When it comes to designing the jerseys - I have to trust my judgement. I ask myself, ‘do I think this design reflects the identity of Portobello Road, Notting Hill’. So far we’ve been successful. Our jerseys for the 22/23 football season were designed by Icarus who did a great job. We also released a Third Kit which was designed by a local artist called FacesOrFaces which has also been very popular. 

Is there a big project you are inspired by? Is there an Italian team you particularly follow?

An Italian club I follow quite closely is Venezia FC. Venezia have been very successful in building an internationally acclaimed brand by championing the identity of Venezia. Identity is the most important aspect of a football club. Who are you? What do you represent? I would like Portobello FC to be the ‘Venezia of English football’ - a club that is truly connected to the local community we represent through celebrating local culture; local art, local fashion, local music. We want to establish ourselves within our local community for sure however we also want to connect with people across the world which is possible with social media.

We’ve also taken inspiration from football clubs in the lower leagues of the United States of America. Because football (soccer) in the USA is still relatively new, in comparison to Europe, there are a lot of new football clubs forming and being incredibly innovative. Clubs like Oakland Roots, Detroit City, Forward Madison (and so many others) are bringing a fresh perspective to the game. In my opinion, there are a lot of lessons clubs in Europe could learn from the new wave of football clubs in the USA.      

What led you to link up with a brand like Icarus?

We decided to work with Icarus for our inaugural season because they specialise in the production of bespoke jerseys - they’ve produced some very creative designs.

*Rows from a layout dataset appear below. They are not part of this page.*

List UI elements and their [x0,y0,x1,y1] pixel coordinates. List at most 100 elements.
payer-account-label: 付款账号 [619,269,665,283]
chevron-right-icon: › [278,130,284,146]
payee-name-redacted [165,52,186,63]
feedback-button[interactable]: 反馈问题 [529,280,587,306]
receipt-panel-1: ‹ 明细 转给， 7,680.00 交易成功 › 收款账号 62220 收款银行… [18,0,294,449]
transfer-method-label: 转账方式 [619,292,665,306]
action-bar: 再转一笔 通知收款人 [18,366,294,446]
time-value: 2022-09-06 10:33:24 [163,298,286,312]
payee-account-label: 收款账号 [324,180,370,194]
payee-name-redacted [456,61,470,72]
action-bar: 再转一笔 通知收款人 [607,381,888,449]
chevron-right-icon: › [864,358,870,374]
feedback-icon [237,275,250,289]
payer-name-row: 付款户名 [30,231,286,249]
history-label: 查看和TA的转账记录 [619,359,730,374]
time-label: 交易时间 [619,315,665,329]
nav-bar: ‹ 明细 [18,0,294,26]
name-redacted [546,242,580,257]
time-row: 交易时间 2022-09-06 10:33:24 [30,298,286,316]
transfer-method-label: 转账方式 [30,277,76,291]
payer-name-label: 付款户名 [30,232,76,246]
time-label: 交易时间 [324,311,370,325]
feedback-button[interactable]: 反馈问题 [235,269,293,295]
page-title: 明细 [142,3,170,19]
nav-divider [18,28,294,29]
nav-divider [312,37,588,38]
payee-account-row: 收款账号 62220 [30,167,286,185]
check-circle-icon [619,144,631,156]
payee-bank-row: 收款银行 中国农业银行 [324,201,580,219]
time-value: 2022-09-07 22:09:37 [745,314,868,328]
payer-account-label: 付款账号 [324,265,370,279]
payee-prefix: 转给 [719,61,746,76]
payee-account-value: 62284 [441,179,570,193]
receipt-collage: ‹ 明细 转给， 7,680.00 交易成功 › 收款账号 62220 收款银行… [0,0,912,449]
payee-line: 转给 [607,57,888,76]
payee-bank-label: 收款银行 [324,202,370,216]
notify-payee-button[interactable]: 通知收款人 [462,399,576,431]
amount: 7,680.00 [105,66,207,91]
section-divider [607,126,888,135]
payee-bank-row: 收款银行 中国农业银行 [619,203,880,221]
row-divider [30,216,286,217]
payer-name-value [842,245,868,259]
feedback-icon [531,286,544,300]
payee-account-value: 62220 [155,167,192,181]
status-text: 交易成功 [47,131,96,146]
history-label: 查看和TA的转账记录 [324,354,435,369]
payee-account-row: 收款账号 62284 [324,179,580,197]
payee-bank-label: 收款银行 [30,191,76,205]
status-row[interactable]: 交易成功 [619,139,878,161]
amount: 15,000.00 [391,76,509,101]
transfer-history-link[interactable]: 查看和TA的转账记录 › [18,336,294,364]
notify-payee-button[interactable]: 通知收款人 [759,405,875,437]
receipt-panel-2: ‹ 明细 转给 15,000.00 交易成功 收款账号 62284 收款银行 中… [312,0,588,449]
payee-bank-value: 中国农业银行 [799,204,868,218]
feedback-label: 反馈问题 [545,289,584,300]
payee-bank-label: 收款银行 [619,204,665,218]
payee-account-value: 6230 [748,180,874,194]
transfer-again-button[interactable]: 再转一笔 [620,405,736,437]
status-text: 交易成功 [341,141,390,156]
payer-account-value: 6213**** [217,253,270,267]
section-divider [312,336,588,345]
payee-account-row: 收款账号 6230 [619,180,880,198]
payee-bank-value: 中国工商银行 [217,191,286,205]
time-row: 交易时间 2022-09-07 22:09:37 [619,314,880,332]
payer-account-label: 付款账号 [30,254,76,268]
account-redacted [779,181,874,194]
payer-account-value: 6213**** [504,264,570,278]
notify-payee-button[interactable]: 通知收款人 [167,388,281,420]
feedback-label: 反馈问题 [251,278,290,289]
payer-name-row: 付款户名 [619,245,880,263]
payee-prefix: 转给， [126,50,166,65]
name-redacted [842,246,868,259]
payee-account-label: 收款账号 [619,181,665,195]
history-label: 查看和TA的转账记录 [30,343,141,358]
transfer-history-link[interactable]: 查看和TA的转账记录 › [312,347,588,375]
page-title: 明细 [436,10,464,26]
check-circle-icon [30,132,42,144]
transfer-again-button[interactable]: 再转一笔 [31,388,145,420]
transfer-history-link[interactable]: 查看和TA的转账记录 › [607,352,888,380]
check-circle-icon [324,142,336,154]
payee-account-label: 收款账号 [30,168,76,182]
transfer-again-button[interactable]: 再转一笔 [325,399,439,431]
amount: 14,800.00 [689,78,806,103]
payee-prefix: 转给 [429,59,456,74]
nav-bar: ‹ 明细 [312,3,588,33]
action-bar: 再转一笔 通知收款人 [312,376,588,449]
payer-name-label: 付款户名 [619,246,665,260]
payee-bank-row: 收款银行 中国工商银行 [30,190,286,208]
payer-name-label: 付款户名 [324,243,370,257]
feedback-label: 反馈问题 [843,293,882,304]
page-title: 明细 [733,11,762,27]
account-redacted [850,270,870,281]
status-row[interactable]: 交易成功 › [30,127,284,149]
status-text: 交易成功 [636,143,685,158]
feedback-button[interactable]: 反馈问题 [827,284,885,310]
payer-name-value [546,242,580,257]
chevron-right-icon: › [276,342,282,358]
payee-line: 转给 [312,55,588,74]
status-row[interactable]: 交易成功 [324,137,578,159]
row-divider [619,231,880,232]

Working with Icarus we were able to produce some of the most creative football jerseys this season which has enabled us to partner with Classic Football Shirts, one of the most established football retailers in the world.

From Notting Hill to the Premier League? What are your goals on and off the pitch?

Off the pitch, we want to build one of the most recognisable brands in football. I believe through the power of social media this is possible. 15+ years ago this would not have been possible. In the very short time in which we’ve existed we’ve been able to connect with people from across the world and there are still so many more opportunities in front of us.

Yes, I would like to see Portobello FC be in the Premier League within my lifetime however as long as the football club is sustainable and can add value to the local community I would consider that to be successful.

How does your club fit into London’s football culture?

London is the home to some of the biggest clubs in the world; Arsenal, Chelsea, West Ham. It also has hundreds and hundreds of small non-league football clubs that you’ve never heard of. I believe Portobello Football Club has the potential to fit in between. A small club that has a big impact on football. It doesn’t matter who you support, if you like what we are trying to achieve, you can support us too.  

What is football for you?

For me, football is two things. The opportunity to connect with others and the opportunity to pursue perfection. I want Portobello Football Club to be at the heart of our community connecting people from all different backgrounds. I also want everyone involved in this football club, including myself, to strive to be better and not be afraid to have big dreams!